Capoeira4Refugees is an innovative UK charity that started in Syria 2007. It uses the Brazilian dance and martial art of capoeira to provide essential psychosocial support to young people who are the victims of war and conflict.
Capoeira has a great impact on entire communities. Everyone can join in regardless of gender/age or ability. This form of sport therapy breaks cycles of violence and creates confidence, self expression and friendship based on mutual respect. It is non competitive – there is no winner and there is no loser.
 The charity now has projects running across the Middle East in Palestine, Syria and Jordan, with partner organisations such as Save The Children, CARE, UNICEF and UNRWA.

“Agencies like UNHCR and Save the Children work so hard to help children suffering nightmarish conditions in the camps, often with no school and no safe spaces to play. Our projects complement this essential work by linking counselors and capoeira experts to give kids the chance to be children again,” says Tarek Alsaleh.

The Syrian Revolution

The Syrian war began in 2011.

It brought tragedy and hardship to this wonderful country and it’s people. We were forced to leave Syria.. but some continued…

In spite of the recent unrest in Syria, many of our classes continue, staffed entirely by our local trainers.
 This model for Capoeira Social Enterprise continues to offer free social programmes and broadens skills of local youth, providing them with paid employment. All profits have been reinvested in developing trainers and offering more classes, helping to improve the physical and psychosocial well-being of thousands of children.

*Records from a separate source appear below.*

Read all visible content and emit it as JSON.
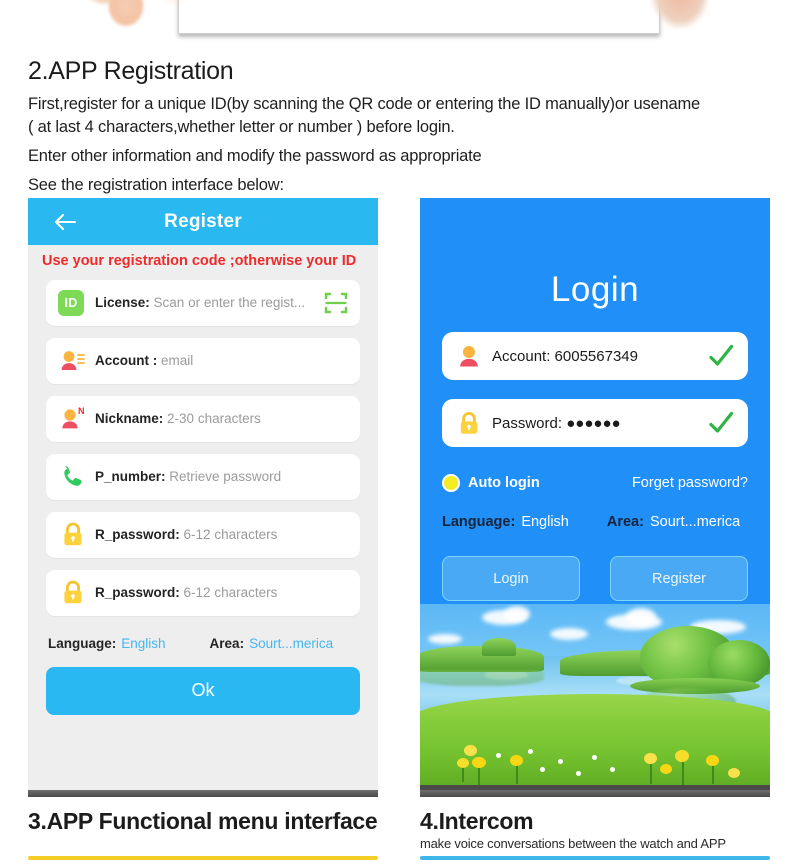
{
  "section": {
    "heading": "2.APP Registration",
    "paragraphs": [
      "First,register for a unique ID(by scanning the QR code or entering the ID manually)or usename",
      "( at last 4 characters,whether letter or number ) before login.",
      "Enter other information and modify the password as appropriate",
      "See the registration interface below:"
    ]
  },
  "register": {
    "back_icon": "back-arrow-icon",
    "title": "Register",
    "warning": "Use your registration code ;otherwise your ID",
    "fields": [
      {
        "icon": "id-badge-icon",
        "icon_text": "ID",
        "label": "License:",
        "value": "Scan or enter the regist...",
        "trailing_icon": "qr-scan-icon"
      },
      {
        "icon": "user-account-icon",
        "icon_text": "",
        "label": "Account :",
        "value": "email",
        "trailing_icon": ""
      },
      {
        "icon": "nickname-user-icon",
        "icon_text": "N",
        "label": "Nickname:",
        "value": "2-30 characters",
        "trailing_icon": ""
      },
      {
        "icon": "phone-icon",
        "icon_text": "",
        "label": "P_number:",
        "value": "Retrieve password",
        "trailing_icon": ""
      },
      {
        "icon": "lock-icon",
        "icon_text": "",
        "label": "R_password:",
        "value": "6-12 characters",
        "trailing_icon": ""
      },
      {
        "icon": "lock-icon",
        "icon_text": "",
        "label": "R_password:",
        "value": "6-12 characters",
        "trailing_icon": ""
      }
    ],
    "language_label": "Language:",
    "language_value": "English",
    "area_label": "Area:",
    "area_value": "Sourt...merica",
    "ok_button": "Ok"
  },
  "login": {
    "title": "Login",
    "fields": [
      {
        "icon": "user-account-icon",
        "label": "Account:",
        "value": "6005567349",
        "check_icon": "green-check-icon"
      },
      {
        "icon": "lock-icon",
        "label": "Password:",
        "value": "●●●●●●",
        "check_icon": "green-check-icon"
      }
    ],
    "auto_login_label": "Auto login",
    "forget_password": "Forget password?",
    "language_label": "Language:",
    "language_value": "English",
    "area_label": "Area:",
    "area_value": "Sourt...merica",
    "login_button": "Login",
    "register_button": "Register"
  },
  "bottom": {
    "left_heading": "3.APP Functional menu interface",
    "right_heading": "4.Intercom",
    "right_sub": "make voice conversations between the watch and APP"
  },
  "colors": {
    "register_header_blue": "#29b8ef",
    "login_blue": "#2090f8",
    "warning_red": "#ee2b2b",
    "ok_button_blue": "#2ab8f2",
    "link_blue": "#46b6f0",
    "rule_yellow": "#f5cf28",
    "rule_blue": "#3fb7ea",
    "id_badge_green": "#7ed957",
    "check_green": "#2fb344"
  }
}
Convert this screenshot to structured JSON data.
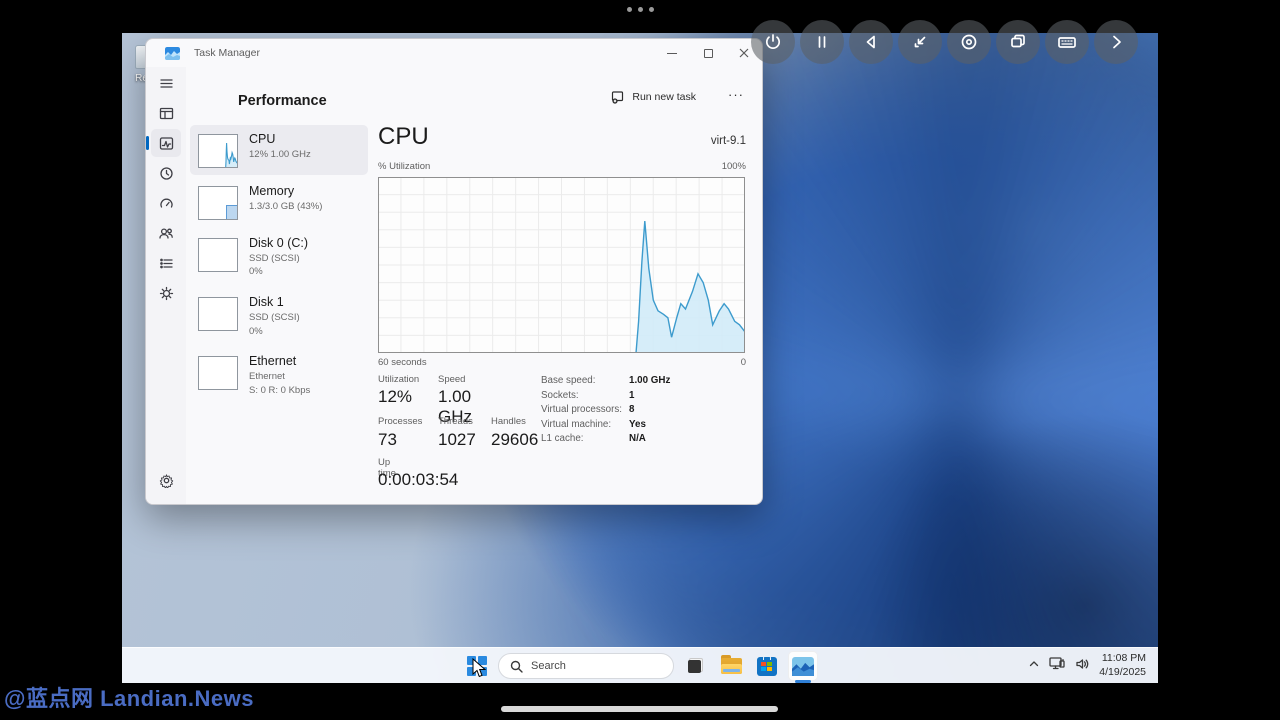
{
  "vm_toolbar": {
    "buttons": [
      "power",
      "pause",
      "back",
      "shrink",
      "disc",
      "windows",
      "keyboard",
      "forward"
    ]
  },
  "window": {
    "title": "Task Manager"
  },
  "header": {
    "title": "Performance",
    "run_new_task": "Run new task",
    "more": "···"
  },
  "nav": {
    "items": [
      "menu",
      "processes",
      "performance",
      "app-history",
      "startup-apps",
      "users",
      "details",
      "services"
    ],
    "selected": "performance",
    "settings": "settings"
  },
  "device_list": {
    "items": [
      {
        "name": "CPU",
        "line2": "12% 1.00 GHz",
        "line3": ""
      },
      {
        "name": "Memory",
        "line2": "1.3/3.0 GB (43%)",
        "line3": ""
      },
      {
        "name": "Disk 0 (C:)",
        "line2": "SSD (SCSI)",
        "line3": "0%"
      },
      {
        "name": "Disk 1",
        "line2": "SSD (SCSI)",
        "line3": "0%"
      },
      {
        "name": "Ethernet",
        "line2": "Ethernet",
        "line3": "S: 0 R: 0 Kbps"
      }
    ],
    "memory_thumb": {
      "width_frac": 0.3,
      "height_frac": 0.43
    }
  },
  "cpu_panel": {
    "title": "CPU",
    "device": "virt-9.1",
    "util_label": "% Utilization",
    "util_max": "100%",
    "time_left": "60 seconds",
    "time_right": "0",
    "stats_left": [
      {
        "label": "Utilization",
        "value": "12%"
      },
      {
        "label": "Speed",
        "value": "1.00 GHz"
      },
      {
        "label": "Processes",
        "value": "73"
      },
      {
        "label": "Threads",
        "value": "1027"
      },
      {
        "label": "Handles",
        "value": "29606"
      }
    ],
    "stats_right": [
      {
        "label": "Base speed:",
        "value": "1.00 GHz"
      },
      {
        "label": "Sockets:",
        "value": "1"
      },
      {
        "label": "Virtual processors:",
        "value": "8"
      },
      {
        "label": "Virtual machine:",
        "value": "Yes"
      },
      {
        "label": "L1 cache:",
        "value": "N/A"
      }
    ],
    "uptime_label": "Up time",
    "uptime_value": "0:00:03:54"
  },
  "chart_data": {
    "type": "area",
    "title": "CPU % Utilization, last 60 seconds",
    "ylabel": "% Utilization",
    "ylim": [
      0,
      100
    ],
    "x_axis": {
      "left_label": "60 seconds",
      "right_label": "0"
    },
    "grid": {
      "cols": 16,
      "rows": 10,
      "on": true
    },
    "line_color": "#3d9bcd",
    "fill_color": "#d2ebf8",
    "border_color": "#8f8f8f",
    "grid_color": "#ebebeb",
    "points": [
      [
        0.703,
        0
      ],
      [
        0.71,
        18
      ],
      [
        0.719,
        52
      ],
      [
        0.727,
        75
      ],
      [
        0.738,
        48
      ],
      [
        0.75,
        30
      ],
      [
        0.763,
        24
      ],
      [
        0.778,
        22
      ],
      [
        0.79,
        20
      ],
      [
        0.8,
        9
      ],
      [
        0.814,
        20
      ],
      [
        0.825,
        28
      ],
      [
        0.838,
        25
      ],
      [
        0.857,
        35
      ],
      [
        0.872,
        45
      ],
      [
        0.886,
        40
      ],
      [
        0.9,
        30
      ],
      [
        0.912,
        16
      ],
      [
        0.93,
        24
      ],
      [
        0.943,
        28
      ],
      [
        0.955,
        25
      ],
      [
        0.972,
        18
      ],
      [
        0.985,
        16
      ],
      [
        1.0,
        12
      ]
    ]
  },
  "taskbar": {
    "search_placeholder": "Search",
    "apps": [
      "start",
      "search",
      "task-view",
      "file-explorer",
      "microsoft-store",
      "task-manager"
    ],
    "active_app": "task-manager",
    "tray": {
      "time": "11:08 PM",
      "date": "4/19/2025"
    }
  },
  "desktop": {
    "recycle_bin_label": "Rec",
    "accent_color": "#0067c0"
  },
  "overlay": {
    "watermark": "@蓝点网 Landian.News"
  }
}
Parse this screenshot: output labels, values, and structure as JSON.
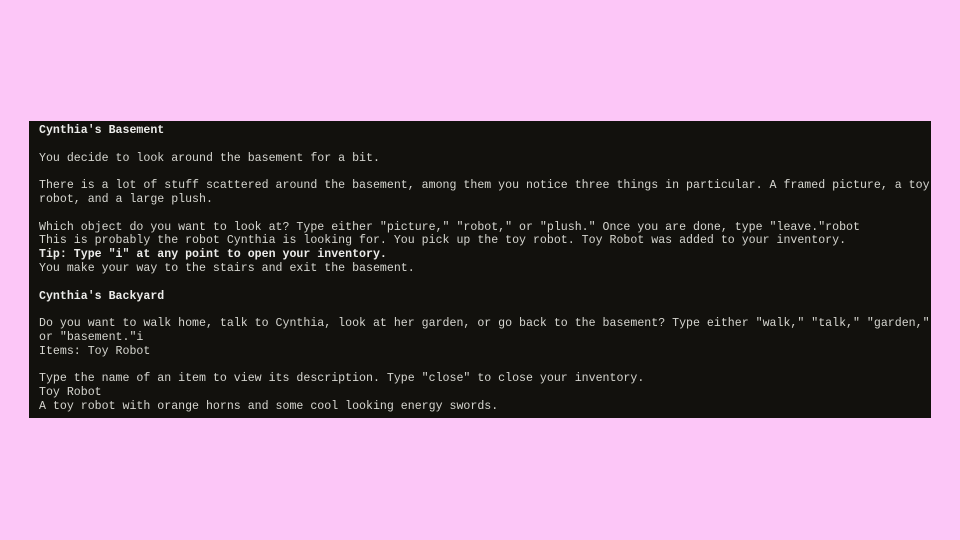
{
  "terminal": {
    "lines": [
      {
        "text": "Cynthia's Basement",
        "style": "bold"
      },
      {
        "text": "",
        "style": "blank"
      },
      {
        "text": "You decide to look around the basement for a bit.",
        "style": "normal"
      },
      {
        "text": "",
        "style": "blank"
      },
      {
        "text": "There is a lot of stuff scattered around the basement, among them you notice three things in particular. A framed picture, a toy",
        "style": "normal"
      },
      {
        "text": "robot, and a large plush.",
        "style": "normal"
      },
      {
        "text": "",
        "style": "blank"
      },
      {
        "text": "Which object do you want to look at? Type either \"picture,\" \"robot,\" or \"plush.\" Once you are done, type \"leave.\"robot",
        "style": "normal"
      },
      {
        "text": "This is probably the robot Cynthia is looking for. You pick up the toy robot. Toy Robot was added to your inventory.",
        "style": "normal"
      },
      {
        "text": "Tip: Type \"i\" at any point to open your inventory.",
        "style": "bold"
      },
      {
        "text": "You make your way to the stairs and exit the basement.",
        "style": "normal"
      },
      {
        "text": "",
        "style": "blank"
      },
      {
        "text": "Cynthia's Backyard",
        "style": "bold"
      },
      {
        "text": "",
        "style": "blank"
      },
      {
        "text": "Do you want to walk home, talk to Cynthia, look at her garden, or go back to the basement? Type either \"walk,\" \"talk,\" \"garden,\"",
        "style": "normal"
      },
      {
        "text": "or \"basement.\"i",
        "style": "normal"
      },
      {
        "text": "Items: Toy Robot",
        "style": "normal"
      },
      {
        "text": "",
        "style": "blank"
      },
      {
        "text": "Type the name of an item to view its description. Type \"close\" to close your inventory.",
        "style": "normal"
      },
      {
        "text": "Toy Robot",
        "style": "normal"
      },
      {
        "text": "A toy robot with orange horns and some cool looking energy swords.",
        "style": "normal"
      }
    ]
  },
  "colors": {
    "page_background": "#fcc6f7",
    "terminal_background": "#12110d",
    "terminal_text": "#d6d6d0"
  }
}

Bidna Capoeira (now Capoeira4Refugees) has been teaching capoeira in Syria since 2007. To date our sustainable social enterprise with local trainers has taught over 6,000 kids.
 The programme started by building interest in capoeira by playing and offering free one-off training in public spaces. A regular group was soon established with locals and international students. People who couldn’t afford the classes contributed their time, helping to build and promote the group. The classes covered the costs for two part-time trainers, allowing them to offer an ongoing ‘Free 4 Kids’ programme to underprivileged children. Our ‘batizado’ festival was an annual highlight, drawing visitors and volunteers from 25 countries growing awareness and demand for paid performances.

Over the first two years our group and ‘Free 4 Kids’ classes expanded, building local recognition of capoeira as an effective means for improving psychosocial wellbeing. We were approached by international organisations such as UNICEF, UNWRA, Terre des Hommes, and Cartias. They funded classes at juvenile institutes for girls and boys, at a children’s hospital, UNWRA schools, and an eight month programme at Al-Tanf Refugee Camp.
“The equality, respect and unified spirit of capoeira gave the children joy and renewed confidence, building their resilience to face the challenging circumstances.” Patrizia Giffoni, Child psychologist, Al-Tanf Refugee Camp
By developing a Training of Trainers programme we were able to build our capacity to offer more social programmes. Our programme included classes in first aid, programme planning, teaching skills, child psychology, social media, and languages.

Social media proved a breakthrough, with our local trainers producing their own videos which we now use to help market to potential programme sponsors.